Pais de crianças com autismo podem reaver IRPF sobre despesas médicas e educacionais
Decisão do TRF-3 abriu precedente para que gastos com terapias, medicamentos e educação especializada sejam deduzidos.
Pais de crianças com Transtorno do Espectro Autista (TEA) podem ter direito à restituição do Imposto de Renda Pessoa Física (IRPF) sobre despesas médicas e educacionais que não foram integralmente deduzidas. Uma decisão recente da 1ª Turma do Tribunal Regional Federal da 3ª Região (TRF-3) abriu um precedente importante, reconhecendo a possibilidade de dedução de gastos com terapias, medicamentos e educação especializada.
A decisão do TRF-3, proferida em 12 de dezembro de 2023, no julgamento do Agravo de Instrumento nº 5028448-69.2023.4.03.0000, considerou que o rol de despesas dedutíveis em saúde não é taxativo, mas sim exemplificativo. Isso significa que outros gastos essenciais para a saúde e o desenvolvimento de pessoas com TEA podem ser considerados dedutíveis, mesmo que não estejam explicitamente listados na legislação do IRPF.
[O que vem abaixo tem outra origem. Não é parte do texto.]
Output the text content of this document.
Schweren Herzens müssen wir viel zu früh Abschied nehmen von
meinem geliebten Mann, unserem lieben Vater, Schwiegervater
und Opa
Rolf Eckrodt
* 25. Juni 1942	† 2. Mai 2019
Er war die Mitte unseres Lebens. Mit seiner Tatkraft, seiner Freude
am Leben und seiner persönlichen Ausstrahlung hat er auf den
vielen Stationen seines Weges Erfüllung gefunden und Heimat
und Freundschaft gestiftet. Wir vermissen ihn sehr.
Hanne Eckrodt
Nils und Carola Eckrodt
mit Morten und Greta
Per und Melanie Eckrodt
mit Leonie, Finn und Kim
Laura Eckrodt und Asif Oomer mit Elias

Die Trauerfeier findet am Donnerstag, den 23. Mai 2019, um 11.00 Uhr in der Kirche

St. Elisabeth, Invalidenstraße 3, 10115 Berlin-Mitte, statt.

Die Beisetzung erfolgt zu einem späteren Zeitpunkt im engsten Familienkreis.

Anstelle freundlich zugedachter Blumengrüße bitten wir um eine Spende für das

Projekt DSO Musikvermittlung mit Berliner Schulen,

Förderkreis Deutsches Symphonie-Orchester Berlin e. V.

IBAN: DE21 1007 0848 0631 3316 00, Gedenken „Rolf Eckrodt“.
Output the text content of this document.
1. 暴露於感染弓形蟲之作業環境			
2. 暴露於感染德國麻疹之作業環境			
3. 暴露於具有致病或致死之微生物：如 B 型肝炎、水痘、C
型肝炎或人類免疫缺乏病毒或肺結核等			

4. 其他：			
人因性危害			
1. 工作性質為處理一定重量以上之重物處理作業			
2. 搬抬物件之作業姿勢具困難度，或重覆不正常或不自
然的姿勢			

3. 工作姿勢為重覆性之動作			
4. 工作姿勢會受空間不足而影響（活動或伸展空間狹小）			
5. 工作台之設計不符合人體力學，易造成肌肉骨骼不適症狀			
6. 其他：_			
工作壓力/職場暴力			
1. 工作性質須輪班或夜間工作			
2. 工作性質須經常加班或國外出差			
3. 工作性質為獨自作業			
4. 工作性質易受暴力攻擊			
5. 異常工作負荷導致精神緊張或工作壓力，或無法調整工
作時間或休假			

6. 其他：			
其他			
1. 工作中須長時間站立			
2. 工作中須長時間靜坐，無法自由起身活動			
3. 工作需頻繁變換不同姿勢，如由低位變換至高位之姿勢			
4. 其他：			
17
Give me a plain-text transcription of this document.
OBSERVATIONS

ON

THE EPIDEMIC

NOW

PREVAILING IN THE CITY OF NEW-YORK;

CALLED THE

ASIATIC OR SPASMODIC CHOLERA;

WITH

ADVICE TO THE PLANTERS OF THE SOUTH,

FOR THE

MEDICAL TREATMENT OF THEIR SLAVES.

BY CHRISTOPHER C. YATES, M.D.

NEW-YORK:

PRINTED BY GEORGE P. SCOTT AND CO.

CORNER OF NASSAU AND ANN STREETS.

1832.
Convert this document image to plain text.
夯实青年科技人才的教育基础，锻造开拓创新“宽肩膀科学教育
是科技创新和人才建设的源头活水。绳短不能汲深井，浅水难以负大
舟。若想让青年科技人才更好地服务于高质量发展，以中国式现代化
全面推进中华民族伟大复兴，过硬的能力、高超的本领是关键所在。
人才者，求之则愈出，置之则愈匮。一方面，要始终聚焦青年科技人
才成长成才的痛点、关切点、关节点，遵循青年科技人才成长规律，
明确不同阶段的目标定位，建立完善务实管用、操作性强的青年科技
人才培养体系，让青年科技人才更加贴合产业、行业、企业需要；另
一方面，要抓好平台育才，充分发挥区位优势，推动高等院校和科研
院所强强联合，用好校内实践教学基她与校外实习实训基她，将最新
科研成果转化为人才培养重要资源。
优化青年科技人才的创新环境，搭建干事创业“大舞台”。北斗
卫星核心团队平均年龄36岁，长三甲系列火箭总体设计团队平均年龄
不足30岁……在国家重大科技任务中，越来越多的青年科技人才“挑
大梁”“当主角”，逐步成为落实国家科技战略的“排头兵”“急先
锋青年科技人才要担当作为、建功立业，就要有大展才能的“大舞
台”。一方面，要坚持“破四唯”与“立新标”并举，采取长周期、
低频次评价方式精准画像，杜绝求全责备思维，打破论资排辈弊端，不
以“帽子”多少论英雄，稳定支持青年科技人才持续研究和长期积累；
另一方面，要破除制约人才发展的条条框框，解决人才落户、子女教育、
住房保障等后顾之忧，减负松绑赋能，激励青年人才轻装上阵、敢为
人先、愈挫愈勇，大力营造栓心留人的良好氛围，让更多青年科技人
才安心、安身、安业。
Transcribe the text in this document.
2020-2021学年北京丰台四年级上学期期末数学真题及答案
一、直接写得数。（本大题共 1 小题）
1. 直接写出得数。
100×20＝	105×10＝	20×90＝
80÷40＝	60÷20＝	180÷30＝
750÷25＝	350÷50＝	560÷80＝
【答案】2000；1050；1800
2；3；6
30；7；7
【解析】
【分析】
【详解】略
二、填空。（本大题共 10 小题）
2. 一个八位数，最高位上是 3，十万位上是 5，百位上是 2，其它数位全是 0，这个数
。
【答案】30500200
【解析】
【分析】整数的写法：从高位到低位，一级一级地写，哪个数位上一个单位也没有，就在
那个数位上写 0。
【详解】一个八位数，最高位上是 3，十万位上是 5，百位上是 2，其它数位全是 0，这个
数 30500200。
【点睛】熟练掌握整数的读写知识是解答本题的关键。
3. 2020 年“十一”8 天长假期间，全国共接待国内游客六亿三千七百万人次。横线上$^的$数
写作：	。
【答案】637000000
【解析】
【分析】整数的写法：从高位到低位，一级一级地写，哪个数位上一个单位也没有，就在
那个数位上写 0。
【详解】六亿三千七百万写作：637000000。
O advogado Felipe Dias, especialista em Direito Tributário e sócio do escritório Dias & Mendes Advogados Associados, explica que a decisão do TRF-3 é um avanço significativo para as famílias de crianças com autismo. "Essa decisão traz um alívio financeiro para muitas famílias que arcam com altos custos para garantir o tratamento e o desenvolvimento de seus filhos. É um reconhecimento da importância de um tratamento multidisciplinar e da educação especializada para o TEA", afirma.
O que pode ser deduzido?
A decisão do TRF-3 abrange uma série de despesas que são cruciais para o desenvolvimento de crianças com TEA, incluindo:
- Terapias: Fonoaudiologia, terapia ocupacional, fisioterapia, psicoterapia (incluindo ABA – Applied Behavior Analysis), equoterapia, musicoterapia, entre outras.
- Medicamentos: Aqueles prescritos por profissionais de saúde para o tratamento de condições associadas ao autismo.
- Educação especializada: Gastos com escolas ou profissionais especializados que ofereçam suporte pedagógico adaptado às necessidades da criança com TEA.
É importante ressaltar que a dedução dessas despesas deve ser comprovada por meio de recibos, notas fiscais e laudos médicos que atestem a necessidade dos tratamentos e serviços. Além disso, a decisão do TRF-3 se refere a um caso específico, e outras famílias precisarão buscar o reconhecimento desse direito judicialmente.
Como buscar a restituição?
Para buscar a restituição do IRPF sobre essas despesas, os pais de crianças com TEA devem seguir alguns passos:
- Reunir a documentação: Guardar todos os recibos, notas fiscais e comprovantes de pagamento das despesas médicas e educacionais. É fundamental que esses documentos estejam em nome do contribuinte ou do dependente.
- Obter laudos e relatórios médicos: Ter em mãos laudos médicos que comprovem o diagnóstico de TEA e relatórios dos profissionais de saúde e educação que atestem a necessidade dos tratamentos e serviços.
- Retificar declarações anteriores: Caso as despesas não tenham sido declaradas ou deduzidas, é possível retificar as declarações dos últimos cinco anos.
- Buscar orientação jurídica: É altamente recomendável procurar um advogado especializado em Direito Tributário para analisar o caso, orientar sobre a documentação necessária e, se for o caso, ingressar com a ação judicial para garantir o direito à restituição.
Felipe Dias destaca que a judicialização é, na maioria dos casos, o caminho para garantir a dedução. "A Receita Federal ainda não tem uma interpretação consolidada sobre a dedutibilidade dessas despesas de forma ampla. Por isso, a via judicial tem sido a mais eficaz para assegurar esse direito", explica o advogado.
Impacto e perspectivas
A decisão do TRF-3 representa um avanço significativo na proteção dos direitos das pessoas com autismo e de suas famílias. Ao reconhecer a especificidade das necessidades do TEA, o Judiciário contribui para a redução da carga financeira que recai sobre os pais, permitindo que mais recursos sejam direcionados para o bem-estar e o desenvolvimento de seus filhos.
A expectativa é que essa decisão sirva de base para que outros tribunais sigam o mesmo entendimento, consolidando o direito à dedução dessas despesas e promovendo uma maior inclusão e acesso a tratamentos adequados para pessoas com autismo em todo o país.